Motivation
The midterm exam is intended to gauge your comfort and facility with the content from the first half of the course. Since the course topics build on each other, confirming you have a good grasp of the foundations and identifying which gaps to shore up now puts you on a solid path to be ready for what comes next.
Logistics
- The exam is Tuesday November 1st 7-9pm.
- Locations are assigned by first letter of your surname/family/last name.
- If your last name falls between Aalami-Lee, you'll be in Hewlett 200
- If your last name falls between Leitherer-Shin, you'll be in in Bishop Auditorium
- If your last name falls between Siah-Zu, you'll be in 420-040
- Students with special circumstances (SCPD, OAE, athletic conflicts) will receive an email from Head TA Neel with your arrangements.
- You will write your answers directly on the paper exam.
- The exam is closed-book and closed-device.
- We will provide a reference sheet to jog your memory about the Stanford library functions.
- You also may bring your own prepared notesheet.
- The notesheet is one sheet of letter-size paper (8-1/2" x 11") where you have written/printed/drawn on both sides with whatever information you would like to have handy during the exam.
Coverage, practice materials
- Coverage. The exam will cover material from the start of the quarter through recursive backtracking. This means all content up through and including Lecture 13, Section 4, and Assignment 4.
- Format. Most questions will ask you to write a function or short passage of code that accomplishes a particular task. Other questions may ask you to read a provided passage of code and analyze or reason about its behavior. There may also be short answer questions to answer in prose.
- Practice. Here is a practice midterm and solution. This was the actual exam given in a recent quarter and should be mostly representative in scope, content, difficulty, and format to what you can expect on our exam.
- Additional practice exercises
- Revisit our section materials. We pack each weekly section handout with many more exercises that fit in the section meeting, so there are plenty of good options there. Section exercises are similar size and scope to those we use for exams (in fact, many section exercises originally appeared on exams in previous quarters).
- The exercises in the textbook are another great source for practice.
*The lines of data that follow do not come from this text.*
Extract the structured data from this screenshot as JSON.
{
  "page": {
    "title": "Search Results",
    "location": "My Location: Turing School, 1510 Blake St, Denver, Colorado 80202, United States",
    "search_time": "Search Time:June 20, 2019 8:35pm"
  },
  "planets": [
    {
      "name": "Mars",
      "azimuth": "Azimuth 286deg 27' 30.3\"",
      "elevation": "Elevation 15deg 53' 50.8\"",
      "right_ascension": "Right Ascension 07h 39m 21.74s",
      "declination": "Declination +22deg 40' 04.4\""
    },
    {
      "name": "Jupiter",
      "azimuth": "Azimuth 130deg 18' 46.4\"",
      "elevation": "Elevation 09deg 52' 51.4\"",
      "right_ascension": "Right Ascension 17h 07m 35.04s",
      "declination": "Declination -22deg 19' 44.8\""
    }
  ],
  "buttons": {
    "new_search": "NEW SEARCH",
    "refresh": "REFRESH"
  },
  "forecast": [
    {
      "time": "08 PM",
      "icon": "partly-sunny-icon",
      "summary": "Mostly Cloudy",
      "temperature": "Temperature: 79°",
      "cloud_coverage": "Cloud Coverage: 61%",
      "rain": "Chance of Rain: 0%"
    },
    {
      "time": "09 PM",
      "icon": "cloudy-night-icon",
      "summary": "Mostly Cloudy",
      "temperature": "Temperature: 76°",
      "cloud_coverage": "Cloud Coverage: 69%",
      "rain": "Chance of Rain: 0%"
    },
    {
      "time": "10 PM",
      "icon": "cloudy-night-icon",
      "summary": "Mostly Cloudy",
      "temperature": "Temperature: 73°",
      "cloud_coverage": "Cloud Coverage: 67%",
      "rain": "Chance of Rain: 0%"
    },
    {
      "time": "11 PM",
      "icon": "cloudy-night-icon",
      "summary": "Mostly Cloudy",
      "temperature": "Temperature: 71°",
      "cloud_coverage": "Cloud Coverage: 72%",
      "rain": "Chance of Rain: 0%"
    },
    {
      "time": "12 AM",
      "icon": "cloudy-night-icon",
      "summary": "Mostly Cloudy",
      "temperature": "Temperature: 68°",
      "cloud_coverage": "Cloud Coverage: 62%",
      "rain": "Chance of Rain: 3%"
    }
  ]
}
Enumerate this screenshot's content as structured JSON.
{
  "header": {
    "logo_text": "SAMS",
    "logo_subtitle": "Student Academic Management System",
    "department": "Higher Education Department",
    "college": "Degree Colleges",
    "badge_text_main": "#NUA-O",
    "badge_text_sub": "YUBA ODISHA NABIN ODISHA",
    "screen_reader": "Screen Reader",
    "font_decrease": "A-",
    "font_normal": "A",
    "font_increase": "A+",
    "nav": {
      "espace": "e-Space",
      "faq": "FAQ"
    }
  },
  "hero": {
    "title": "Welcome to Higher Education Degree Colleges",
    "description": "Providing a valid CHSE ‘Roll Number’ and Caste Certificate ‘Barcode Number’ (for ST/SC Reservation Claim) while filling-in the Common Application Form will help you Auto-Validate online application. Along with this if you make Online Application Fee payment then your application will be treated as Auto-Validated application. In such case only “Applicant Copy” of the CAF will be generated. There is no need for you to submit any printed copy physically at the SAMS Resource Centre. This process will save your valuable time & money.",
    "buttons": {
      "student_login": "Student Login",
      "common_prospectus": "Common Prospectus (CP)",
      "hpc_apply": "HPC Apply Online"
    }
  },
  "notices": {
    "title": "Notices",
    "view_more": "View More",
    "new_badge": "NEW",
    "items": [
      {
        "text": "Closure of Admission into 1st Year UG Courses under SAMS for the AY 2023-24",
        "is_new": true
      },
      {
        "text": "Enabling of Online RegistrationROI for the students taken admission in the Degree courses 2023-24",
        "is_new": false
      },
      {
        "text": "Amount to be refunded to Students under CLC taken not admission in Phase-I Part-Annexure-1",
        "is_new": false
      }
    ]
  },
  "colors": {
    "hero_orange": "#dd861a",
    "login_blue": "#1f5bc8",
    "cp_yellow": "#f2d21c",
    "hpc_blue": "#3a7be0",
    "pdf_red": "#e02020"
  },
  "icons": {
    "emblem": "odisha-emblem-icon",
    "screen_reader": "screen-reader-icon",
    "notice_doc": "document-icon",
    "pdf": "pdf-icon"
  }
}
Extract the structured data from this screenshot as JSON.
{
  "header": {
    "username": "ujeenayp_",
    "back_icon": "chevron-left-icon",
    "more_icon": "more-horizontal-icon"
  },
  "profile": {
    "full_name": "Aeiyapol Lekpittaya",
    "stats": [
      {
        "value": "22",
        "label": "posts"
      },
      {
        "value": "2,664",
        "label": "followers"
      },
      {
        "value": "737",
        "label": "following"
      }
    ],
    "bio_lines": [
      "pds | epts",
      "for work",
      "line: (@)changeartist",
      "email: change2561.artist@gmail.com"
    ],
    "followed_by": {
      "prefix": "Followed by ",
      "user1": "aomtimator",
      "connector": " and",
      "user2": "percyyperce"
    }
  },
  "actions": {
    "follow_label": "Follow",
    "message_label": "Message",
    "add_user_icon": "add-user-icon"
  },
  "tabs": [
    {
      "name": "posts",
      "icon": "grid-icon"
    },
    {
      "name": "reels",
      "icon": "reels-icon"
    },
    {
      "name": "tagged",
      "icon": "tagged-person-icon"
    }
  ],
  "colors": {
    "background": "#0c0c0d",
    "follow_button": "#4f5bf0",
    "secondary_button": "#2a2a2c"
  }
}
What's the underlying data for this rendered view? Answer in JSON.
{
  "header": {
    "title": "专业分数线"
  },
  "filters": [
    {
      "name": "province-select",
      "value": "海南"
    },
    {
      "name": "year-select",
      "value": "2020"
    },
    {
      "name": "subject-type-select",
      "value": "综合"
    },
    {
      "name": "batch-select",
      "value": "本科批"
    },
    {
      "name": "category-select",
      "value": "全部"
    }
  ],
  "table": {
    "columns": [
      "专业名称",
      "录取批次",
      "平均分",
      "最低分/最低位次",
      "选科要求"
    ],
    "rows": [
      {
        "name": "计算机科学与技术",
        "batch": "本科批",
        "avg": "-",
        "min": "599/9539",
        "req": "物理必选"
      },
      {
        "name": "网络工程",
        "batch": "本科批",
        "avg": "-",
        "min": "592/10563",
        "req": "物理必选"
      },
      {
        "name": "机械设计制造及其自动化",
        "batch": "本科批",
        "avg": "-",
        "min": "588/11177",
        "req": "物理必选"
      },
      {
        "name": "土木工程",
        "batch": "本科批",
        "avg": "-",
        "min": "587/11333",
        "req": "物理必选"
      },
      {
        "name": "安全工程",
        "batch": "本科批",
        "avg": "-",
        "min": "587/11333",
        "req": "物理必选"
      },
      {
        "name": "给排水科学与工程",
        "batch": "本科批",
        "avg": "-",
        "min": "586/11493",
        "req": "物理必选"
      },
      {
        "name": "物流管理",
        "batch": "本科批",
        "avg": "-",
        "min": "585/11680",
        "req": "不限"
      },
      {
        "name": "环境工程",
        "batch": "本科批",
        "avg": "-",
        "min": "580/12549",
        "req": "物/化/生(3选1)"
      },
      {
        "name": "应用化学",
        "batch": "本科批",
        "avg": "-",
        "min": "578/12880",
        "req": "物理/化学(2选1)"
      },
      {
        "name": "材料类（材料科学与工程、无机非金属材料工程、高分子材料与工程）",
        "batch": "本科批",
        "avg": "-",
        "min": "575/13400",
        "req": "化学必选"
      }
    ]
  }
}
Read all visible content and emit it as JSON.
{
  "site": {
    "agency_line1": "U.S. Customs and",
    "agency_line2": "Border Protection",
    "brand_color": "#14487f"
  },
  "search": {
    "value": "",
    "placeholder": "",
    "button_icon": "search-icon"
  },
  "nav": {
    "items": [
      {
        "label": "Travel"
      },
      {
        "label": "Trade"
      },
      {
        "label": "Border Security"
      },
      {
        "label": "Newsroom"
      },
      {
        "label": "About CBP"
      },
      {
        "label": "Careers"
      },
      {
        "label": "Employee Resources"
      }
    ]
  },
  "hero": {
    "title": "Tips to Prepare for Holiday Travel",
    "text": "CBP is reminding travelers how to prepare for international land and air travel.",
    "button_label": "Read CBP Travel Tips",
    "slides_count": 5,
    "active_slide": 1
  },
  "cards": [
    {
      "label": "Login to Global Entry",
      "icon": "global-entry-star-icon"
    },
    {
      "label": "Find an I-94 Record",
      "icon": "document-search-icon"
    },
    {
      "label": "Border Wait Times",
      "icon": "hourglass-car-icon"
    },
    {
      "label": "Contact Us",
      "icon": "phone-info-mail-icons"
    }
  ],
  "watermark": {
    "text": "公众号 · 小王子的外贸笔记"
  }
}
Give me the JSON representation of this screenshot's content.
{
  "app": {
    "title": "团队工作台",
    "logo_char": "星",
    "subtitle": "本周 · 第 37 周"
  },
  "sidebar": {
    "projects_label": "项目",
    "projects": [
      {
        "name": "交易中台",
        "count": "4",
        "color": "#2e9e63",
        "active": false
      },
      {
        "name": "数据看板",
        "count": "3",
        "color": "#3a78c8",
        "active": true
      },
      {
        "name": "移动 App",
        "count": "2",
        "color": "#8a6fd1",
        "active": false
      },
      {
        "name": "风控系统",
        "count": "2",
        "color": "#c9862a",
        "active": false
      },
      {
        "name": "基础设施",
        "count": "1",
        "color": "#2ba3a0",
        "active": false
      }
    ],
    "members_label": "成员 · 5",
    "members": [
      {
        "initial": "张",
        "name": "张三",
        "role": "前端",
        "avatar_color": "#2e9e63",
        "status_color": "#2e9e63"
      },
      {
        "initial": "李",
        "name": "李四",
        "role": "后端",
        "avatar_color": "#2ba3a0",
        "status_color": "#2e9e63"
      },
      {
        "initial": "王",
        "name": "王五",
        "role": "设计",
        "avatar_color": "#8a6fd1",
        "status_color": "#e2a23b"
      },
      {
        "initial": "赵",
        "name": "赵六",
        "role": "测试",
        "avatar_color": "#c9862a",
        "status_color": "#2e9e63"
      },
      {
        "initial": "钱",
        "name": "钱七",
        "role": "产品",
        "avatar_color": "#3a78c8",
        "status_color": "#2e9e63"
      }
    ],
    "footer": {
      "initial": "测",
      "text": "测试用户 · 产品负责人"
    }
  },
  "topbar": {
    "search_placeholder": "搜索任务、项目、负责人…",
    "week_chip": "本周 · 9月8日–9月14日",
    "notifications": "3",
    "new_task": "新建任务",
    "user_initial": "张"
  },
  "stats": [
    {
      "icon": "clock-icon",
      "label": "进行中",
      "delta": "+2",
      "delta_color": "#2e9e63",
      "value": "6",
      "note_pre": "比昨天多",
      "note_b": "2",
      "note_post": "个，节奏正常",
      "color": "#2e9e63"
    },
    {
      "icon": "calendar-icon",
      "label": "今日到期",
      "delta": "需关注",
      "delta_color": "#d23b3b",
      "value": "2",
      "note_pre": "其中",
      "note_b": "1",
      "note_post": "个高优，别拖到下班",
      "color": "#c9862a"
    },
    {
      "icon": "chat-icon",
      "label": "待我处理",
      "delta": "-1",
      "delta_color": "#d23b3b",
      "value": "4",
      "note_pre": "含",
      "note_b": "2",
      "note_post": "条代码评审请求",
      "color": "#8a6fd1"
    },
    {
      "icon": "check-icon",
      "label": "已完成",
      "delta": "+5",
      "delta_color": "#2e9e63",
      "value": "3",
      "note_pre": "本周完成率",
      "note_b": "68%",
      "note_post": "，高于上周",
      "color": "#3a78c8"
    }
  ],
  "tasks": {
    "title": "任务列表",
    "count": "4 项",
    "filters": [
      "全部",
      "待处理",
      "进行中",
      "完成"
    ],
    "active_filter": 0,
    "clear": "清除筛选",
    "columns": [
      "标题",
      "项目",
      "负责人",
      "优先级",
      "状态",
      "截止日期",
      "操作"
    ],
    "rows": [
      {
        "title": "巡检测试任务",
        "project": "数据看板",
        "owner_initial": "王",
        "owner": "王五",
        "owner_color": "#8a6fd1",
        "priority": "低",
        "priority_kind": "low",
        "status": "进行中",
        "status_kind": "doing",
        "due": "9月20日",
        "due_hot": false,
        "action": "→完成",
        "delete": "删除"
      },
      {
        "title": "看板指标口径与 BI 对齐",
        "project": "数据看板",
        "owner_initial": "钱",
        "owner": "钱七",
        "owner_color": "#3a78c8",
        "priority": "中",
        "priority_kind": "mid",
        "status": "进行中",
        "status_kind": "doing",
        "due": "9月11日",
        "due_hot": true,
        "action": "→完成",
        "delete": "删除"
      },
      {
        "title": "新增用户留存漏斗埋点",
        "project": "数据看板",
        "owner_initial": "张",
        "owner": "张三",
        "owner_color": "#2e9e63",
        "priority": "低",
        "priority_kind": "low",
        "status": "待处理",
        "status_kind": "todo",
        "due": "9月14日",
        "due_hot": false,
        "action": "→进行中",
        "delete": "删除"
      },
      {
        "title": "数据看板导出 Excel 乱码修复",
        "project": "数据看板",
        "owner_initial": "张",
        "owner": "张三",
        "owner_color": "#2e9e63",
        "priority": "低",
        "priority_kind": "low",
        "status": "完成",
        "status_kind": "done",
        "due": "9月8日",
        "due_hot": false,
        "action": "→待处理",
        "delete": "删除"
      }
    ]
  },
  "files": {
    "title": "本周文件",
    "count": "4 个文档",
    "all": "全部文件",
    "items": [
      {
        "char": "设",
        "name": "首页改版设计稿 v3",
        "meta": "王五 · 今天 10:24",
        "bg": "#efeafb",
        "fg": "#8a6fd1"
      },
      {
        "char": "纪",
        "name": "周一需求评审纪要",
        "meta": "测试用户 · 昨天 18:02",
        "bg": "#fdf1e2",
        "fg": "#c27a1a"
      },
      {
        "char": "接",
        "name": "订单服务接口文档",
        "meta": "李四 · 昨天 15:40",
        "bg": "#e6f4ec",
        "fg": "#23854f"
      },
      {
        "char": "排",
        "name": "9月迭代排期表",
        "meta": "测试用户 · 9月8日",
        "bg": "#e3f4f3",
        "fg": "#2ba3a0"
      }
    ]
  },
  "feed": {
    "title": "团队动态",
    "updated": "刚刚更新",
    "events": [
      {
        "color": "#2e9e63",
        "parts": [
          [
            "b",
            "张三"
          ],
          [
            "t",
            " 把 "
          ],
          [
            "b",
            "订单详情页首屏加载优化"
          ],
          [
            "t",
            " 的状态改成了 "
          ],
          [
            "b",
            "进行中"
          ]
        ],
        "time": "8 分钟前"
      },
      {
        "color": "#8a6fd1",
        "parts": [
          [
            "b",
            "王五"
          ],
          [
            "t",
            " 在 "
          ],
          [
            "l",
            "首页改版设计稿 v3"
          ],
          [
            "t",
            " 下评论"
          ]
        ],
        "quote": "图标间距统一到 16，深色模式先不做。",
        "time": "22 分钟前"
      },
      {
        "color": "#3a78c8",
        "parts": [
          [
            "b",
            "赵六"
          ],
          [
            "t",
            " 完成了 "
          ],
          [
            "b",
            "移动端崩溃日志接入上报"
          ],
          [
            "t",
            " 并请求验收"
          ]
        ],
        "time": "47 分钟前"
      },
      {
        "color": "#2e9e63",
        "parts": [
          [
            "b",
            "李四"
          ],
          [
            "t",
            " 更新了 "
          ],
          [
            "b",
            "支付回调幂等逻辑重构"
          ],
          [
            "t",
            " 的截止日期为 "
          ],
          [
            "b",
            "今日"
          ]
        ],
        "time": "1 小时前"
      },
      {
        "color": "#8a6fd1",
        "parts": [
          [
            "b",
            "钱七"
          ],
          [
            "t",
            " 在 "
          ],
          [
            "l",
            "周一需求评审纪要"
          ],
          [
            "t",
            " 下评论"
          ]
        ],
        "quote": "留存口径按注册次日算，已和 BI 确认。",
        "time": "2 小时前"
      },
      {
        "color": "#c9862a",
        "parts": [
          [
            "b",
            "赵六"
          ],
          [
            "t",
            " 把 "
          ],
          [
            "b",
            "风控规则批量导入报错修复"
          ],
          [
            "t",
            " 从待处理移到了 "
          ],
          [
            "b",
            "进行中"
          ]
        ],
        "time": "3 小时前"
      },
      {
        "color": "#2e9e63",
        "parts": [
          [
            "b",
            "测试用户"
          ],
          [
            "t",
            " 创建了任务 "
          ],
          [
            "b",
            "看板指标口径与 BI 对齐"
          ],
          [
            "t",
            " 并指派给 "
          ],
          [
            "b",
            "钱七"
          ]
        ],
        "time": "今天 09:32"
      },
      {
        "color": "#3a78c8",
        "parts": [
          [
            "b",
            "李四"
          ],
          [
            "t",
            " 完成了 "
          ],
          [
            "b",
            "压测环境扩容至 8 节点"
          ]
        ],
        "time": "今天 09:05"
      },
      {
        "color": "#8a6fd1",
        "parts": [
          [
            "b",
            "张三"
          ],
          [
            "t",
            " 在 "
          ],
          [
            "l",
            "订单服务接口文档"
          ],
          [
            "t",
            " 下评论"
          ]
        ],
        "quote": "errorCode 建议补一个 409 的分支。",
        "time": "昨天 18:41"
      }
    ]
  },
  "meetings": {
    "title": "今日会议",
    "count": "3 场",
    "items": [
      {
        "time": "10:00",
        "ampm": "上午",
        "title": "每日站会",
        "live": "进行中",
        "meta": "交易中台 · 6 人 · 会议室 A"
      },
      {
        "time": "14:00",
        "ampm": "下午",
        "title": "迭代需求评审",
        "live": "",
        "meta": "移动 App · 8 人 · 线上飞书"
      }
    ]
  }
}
- The online coding practice site Code Step By Step has been recommended by past students as a useful tool. It offers many practice problems and autogrades your answers to give immediate feedback.
- Review session A group of our fabulous section leaders will lead a review session on Sunday afternoon 10/30. See this Ed post for more info.
Advice
We absolutely want you to come out on top! The lectures, sections, and assignments work together to guide you toward mastery of the course learning goals and the exams serve as an assessment of your progress. The absolute best outcome everyone has a great grasp on the material to nail the exam.